Riverwalk District businesses weather storms | nnbw.com

Riverwalk District businesses weather storms

Annie Conway
Both the new Virginia Street Bridge and the high levels of water flowing down the Truckee River have created an increase in pedestrian traffic to the benefit of businesses.
Annie Conway/NNBW |

Despite the harsh weather that northern Nevada has experienced over the past several months, retailers in the Riverwalk District said the weather has not hindered business overall. In fact, several business owners said they are seeing more people coming to the area to see the river.

“This weather brought a lot of people out and about that wouldn’t normally have been down by the river this time of year,” Jessica Fiegel, co-manager at Sierra Tap House, said.

Sierra Tap House is located at 253 W 1st Street right in front of the Truckee River. The local bar had to close on Jan. 8 due to the projected flooding. Community members helped them build a large barrier out of sand bags to protect the business.

“It was nice to see the community come together,” she said.

Fiegel moved to Reno 10 years ago from Washington and has worked at Sierra Tap House for seven years.

“This is by far the most I have seen,” she said about the wet weather and flooding.

Besides the one day in January, they have been able to remain open throughout the storms. The closure of 1-80 did delay Sierra Tap House from receiving some shipments of goods.

It was important for retailers to let their customers know if it was safe for customers to come down to the Riverwalk area. Many of the businesses used social media, live stream videos and other forms of communication to keep their patrons up-to-date during the harsh storms.

“We saw a lot of information sharing on our end between employees, customers and tenants,” Britton Griffith-Douglass, vice president of operations for Reno Engineering, said.

Reno Engineering owns several buildings in downtown that are leased to retail and office tenants including Arlington Towers.

Griffith-Douglas also said that the river is drawing people to the area.

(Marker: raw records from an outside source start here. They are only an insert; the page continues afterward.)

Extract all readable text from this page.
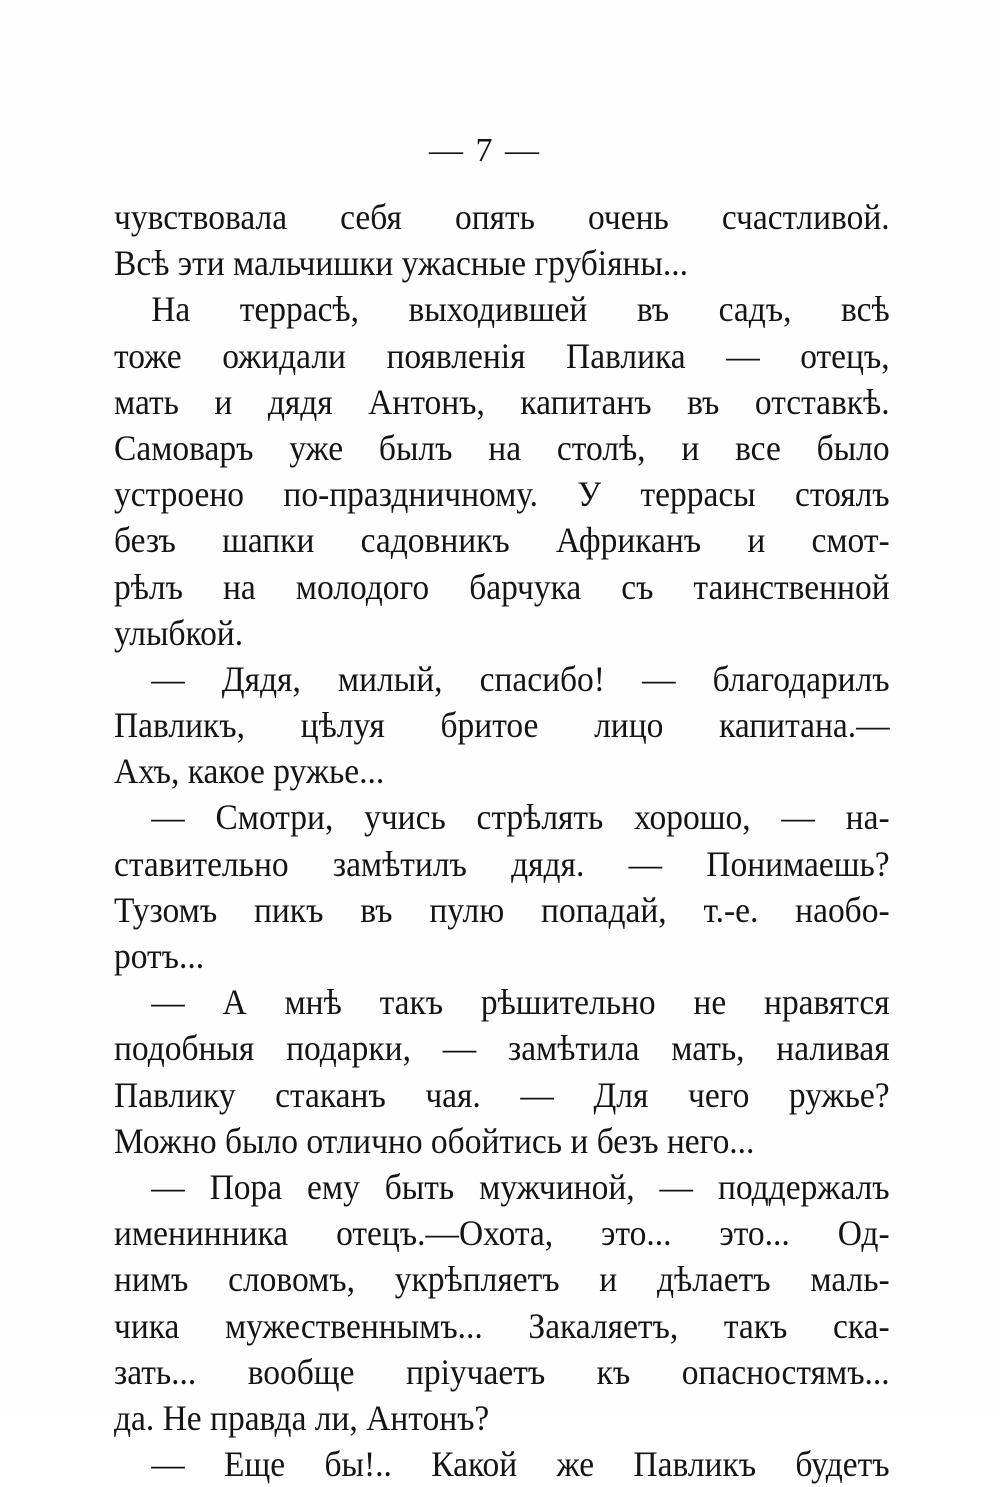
— 7 —
чувствовала себя опять очень счастливой.
Всѣ эти мальчишки ужасные грубіяны...
На террасѣ, выходившей въ садъ, всѣ
тоже ожидали появленія Павлика — отецъ,
мать и дядя Антонъ, капитанъ въ отставкѣ.
Самоваръ уже былъ на столѣ, и все было
устроено по-праздничному. У террасы стоялъ
безъ шапки садовникъ Африканъ и смот-
рѣлъ на молодого барчука съ таинственной
улыбкой.
— Дядя, милый, спасибо! — благодарилъ
Павликъ, цѣлуя бритое лицо капитана.—
Ахъ, какое ружье...
— Смотри, учись стрѣлять хорошо, — на-
ставительно замѣтилъ дядя. — Понимаешь?
Тузомъ пикъ въ пулю попадай, т.-е. наобо-
ротъ...
— А мнѣ такъ рѣшительно не нравятся
подобныя подарки, — замѣтила мать, наливая
Павлику стаканъ чая. — Для чего ружье?
Можно было отлично обойтись и безъ него...
— Пора ему быть мужчиной, — поддержалъ
именинника отецъ.—Охота, это... это... Од-
нимъ словомъ, укрѣпляетъ и дѣлаетъ маль-
чика мужественнымъ... Закаляетъ, такъ ска-
зать... вообще пріучаетъ къ опасностямъ...
да. Не правда ли, Антонъ?
— Еще бы!.. Какой же Павликъ будетъ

“Right now people want to come down and they want to see it,” Griffith-Douglas said. “They want to see the new bridge and how it held up during the storm. So it is actually an odd draw.”

Chuck Shapiro, owner of the Wild River Grille, said the impact to their business has been minimal. Like Sierra Tap House, they had to close on Jan. 8 and placed sandbags in front of the establishment, which is located near the Virginia Street Bridge. Shapiro said the water never got close enough to be of real danger.

“It is hard to say what would of happened with the old bridge, but having the new bridge completely took that out of the equation so it made us feel a lot better,” he said.

Shapiro said that most of their suppliers are local so the closure of 1-80 did not have much of an impact on his business.

“We probably would have made some more money on those rainy days but overall I think that it helps,” he said.

In fact, Shapiro said that the business had their best January and February ever due to the economic growth and the revitalization of downtown Reno.

“With the economy generally growing and new businesses coming to town we are just positioned in a good physical location and have a good business model for what has been happening in Reno,” Shapiro said.